Younger students are getting cell phones

CHICOPEE, Mass. (WWLP) – There are several items on your children’s back-to-school lists that are the same as when you went to school: backpacks, lunchboxes, notebooks, and other supplies. But more and more students are carrying something else these days: a cell phone.

As many families settle into carpool schedules and extracurricular routines over the next few weeks, the topic of a student’s first cell phone may come up. For a lot of parents it’s a matter of safety and convenience, but how young is too young?

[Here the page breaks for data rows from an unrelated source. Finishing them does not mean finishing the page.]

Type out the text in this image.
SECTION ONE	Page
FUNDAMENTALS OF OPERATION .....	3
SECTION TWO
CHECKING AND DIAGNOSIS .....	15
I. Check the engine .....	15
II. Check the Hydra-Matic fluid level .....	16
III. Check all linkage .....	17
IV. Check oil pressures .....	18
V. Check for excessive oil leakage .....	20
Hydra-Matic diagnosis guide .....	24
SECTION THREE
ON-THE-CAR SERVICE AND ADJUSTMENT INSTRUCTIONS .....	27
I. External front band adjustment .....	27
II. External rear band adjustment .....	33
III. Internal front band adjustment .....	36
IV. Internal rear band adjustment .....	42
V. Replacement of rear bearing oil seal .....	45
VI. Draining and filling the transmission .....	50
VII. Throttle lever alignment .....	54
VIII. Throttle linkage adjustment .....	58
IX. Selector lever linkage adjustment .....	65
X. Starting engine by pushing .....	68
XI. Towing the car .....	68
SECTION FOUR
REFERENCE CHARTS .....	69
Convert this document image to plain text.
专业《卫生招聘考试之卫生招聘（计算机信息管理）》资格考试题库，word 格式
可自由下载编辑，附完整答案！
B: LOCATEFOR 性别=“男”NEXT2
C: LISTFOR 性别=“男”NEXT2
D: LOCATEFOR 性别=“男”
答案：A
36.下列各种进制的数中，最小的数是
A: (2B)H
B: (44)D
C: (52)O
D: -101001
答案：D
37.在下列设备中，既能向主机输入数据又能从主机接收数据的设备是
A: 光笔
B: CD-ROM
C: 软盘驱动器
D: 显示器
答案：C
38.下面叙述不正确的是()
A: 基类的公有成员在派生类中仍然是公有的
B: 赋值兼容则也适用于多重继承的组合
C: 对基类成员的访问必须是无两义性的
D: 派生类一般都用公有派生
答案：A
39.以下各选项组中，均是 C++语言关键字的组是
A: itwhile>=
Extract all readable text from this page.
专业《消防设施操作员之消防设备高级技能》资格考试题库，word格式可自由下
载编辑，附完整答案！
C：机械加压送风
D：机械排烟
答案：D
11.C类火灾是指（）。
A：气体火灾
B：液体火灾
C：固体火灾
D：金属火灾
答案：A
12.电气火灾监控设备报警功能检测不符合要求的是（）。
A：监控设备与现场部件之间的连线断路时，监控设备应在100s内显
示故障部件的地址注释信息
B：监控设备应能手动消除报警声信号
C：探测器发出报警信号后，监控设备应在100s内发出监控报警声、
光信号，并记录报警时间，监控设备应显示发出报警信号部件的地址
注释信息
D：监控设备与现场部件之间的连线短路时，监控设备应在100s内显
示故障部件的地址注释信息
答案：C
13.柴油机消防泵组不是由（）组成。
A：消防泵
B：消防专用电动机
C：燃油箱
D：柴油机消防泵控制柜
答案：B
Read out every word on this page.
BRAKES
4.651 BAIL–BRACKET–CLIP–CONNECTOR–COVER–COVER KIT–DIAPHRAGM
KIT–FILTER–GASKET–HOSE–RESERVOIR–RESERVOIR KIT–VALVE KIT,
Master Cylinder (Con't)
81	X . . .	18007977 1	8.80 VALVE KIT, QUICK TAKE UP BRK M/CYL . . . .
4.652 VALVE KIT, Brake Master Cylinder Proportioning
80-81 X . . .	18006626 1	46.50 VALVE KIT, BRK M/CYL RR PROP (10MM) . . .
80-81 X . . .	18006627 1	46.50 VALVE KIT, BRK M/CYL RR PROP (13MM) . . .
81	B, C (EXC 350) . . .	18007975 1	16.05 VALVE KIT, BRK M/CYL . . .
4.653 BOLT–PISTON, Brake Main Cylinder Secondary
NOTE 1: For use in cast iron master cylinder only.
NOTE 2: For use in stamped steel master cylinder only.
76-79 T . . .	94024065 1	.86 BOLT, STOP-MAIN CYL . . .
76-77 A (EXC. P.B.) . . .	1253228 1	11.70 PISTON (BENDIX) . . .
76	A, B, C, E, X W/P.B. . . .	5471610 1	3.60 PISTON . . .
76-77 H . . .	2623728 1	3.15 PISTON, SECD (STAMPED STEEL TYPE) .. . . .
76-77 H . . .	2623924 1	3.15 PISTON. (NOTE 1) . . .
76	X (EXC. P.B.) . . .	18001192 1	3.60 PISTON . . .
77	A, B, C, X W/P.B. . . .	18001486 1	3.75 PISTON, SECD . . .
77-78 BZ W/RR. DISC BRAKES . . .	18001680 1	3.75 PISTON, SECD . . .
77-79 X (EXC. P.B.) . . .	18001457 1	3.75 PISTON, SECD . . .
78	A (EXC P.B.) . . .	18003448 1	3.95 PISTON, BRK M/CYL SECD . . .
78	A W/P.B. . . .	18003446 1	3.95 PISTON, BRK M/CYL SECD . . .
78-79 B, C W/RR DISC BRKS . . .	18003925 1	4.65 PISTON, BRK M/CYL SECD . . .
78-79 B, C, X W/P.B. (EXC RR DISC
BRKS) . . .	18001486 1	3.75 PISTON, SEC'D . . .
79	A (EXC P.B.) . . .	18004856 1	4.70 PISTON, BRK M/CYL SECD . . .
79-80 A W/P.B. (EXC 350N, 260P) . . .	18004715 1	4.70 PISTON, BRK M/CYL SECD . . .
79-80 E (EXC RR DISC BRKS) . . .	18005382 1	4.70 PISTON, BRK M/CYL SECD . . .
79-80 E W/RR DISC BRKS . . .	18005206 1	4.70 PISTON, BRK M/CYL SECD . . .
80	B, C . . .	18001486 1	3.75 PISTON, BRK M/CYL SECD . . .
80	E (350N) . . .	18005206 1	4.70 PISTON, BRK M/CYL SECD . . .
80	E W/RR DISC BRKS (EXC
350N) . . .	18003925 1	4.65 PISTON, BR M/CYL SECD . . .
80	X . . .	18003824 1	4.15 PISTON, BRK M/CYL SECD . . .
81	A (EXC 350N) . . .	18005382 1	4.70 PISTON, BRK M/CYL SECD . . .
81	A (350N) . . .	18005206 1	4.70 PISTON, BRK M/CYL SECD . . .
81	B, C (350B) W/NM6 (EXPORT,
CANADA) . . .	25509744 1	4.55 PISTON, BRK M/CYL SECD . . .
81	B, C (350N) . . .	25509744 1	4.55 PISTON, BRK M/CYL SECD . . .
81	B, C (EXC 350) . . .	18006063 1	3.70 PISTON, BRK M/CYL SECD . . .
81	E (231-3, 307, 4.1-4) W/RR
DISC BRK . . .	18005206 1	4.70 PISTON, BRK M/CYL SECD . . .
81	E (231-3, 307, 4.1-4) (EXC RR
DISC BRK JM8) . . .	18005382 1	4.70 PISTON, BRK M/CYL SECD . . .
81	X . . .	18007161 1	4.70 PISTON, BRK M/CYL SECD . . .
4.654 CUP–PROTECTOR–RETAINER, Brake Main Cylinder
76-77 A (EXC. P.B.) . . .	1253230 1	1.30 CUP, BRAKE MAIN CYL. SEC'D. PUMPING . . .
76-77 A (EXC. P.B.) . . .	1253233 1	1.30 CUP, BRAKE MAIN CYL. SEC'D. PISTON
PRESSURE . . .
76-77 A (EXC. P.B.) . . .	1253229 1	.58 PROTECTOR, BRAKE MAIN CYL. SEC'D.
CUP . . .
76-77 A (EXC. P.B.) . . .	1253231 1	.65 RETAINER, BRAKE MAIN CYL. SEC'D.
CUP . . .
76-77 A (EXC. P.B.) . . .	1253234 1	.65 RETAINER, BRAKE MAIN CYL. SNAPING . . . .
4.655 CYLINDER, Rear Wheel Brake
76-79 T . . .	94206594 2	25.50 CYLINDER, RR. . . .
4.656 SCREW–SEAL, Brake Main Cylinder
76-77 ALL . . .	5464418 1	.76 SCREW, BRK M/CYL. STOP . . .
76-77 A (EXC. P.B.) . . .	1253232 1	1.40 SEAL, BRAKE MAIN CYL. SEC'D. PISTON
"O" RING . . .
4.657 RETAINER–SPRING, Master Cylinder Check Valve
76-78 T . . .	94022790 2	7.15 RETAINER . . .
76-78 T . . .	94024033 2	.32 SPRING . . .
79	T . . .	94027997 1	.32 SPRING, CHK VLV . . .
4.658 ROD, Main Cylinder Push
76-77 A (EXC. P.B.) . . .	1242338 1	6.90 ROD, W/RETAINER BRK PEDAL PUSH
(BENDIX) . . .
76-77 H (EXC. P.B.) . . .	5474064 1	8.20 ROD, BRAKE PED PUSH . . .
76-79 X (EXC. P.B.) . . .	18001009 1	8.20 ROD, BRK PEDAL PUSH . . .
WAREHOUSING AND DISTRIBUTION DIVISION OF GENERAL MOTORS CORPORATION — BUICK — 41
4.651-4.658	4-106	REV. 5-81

“No she’s way too young. She’s 7. I don’t want her to have a cell phone. You don’t know who they’re talking to, who they’ve found on the internet. They’re vulnerable. They think they have a friend but they don’t. She has no fear,” said Deanna Soja from Chicopee.

In a National Consumer League study from 2012 60% of parents gave their child their first cell phone at age 10 or 11. Since then, just two years time, the age has gone down and the prevalence of phones among teens and pre-teens has doubled.

One Chicopee parent told 22News phones provide more safety in some ways, but also pose some threats.

“Inappropriate conversations on cell phones because you can do it without anyone seeing what you’re doing. It’s taking away from personal conversations. I limit my children’s cell phone time to make sure they’re talking to me and not the cell phone,” said Marcella Uszynski.

22News is working for you with ways to make the conversation a little easier. Consider a rule that requires phones to be charged at night in a common area, like the kitchen.

Be clear about expectations as far as data limits and privacy. And talk to your child about cyber-bullying; discourage them from typing something they wouldn’t say in person.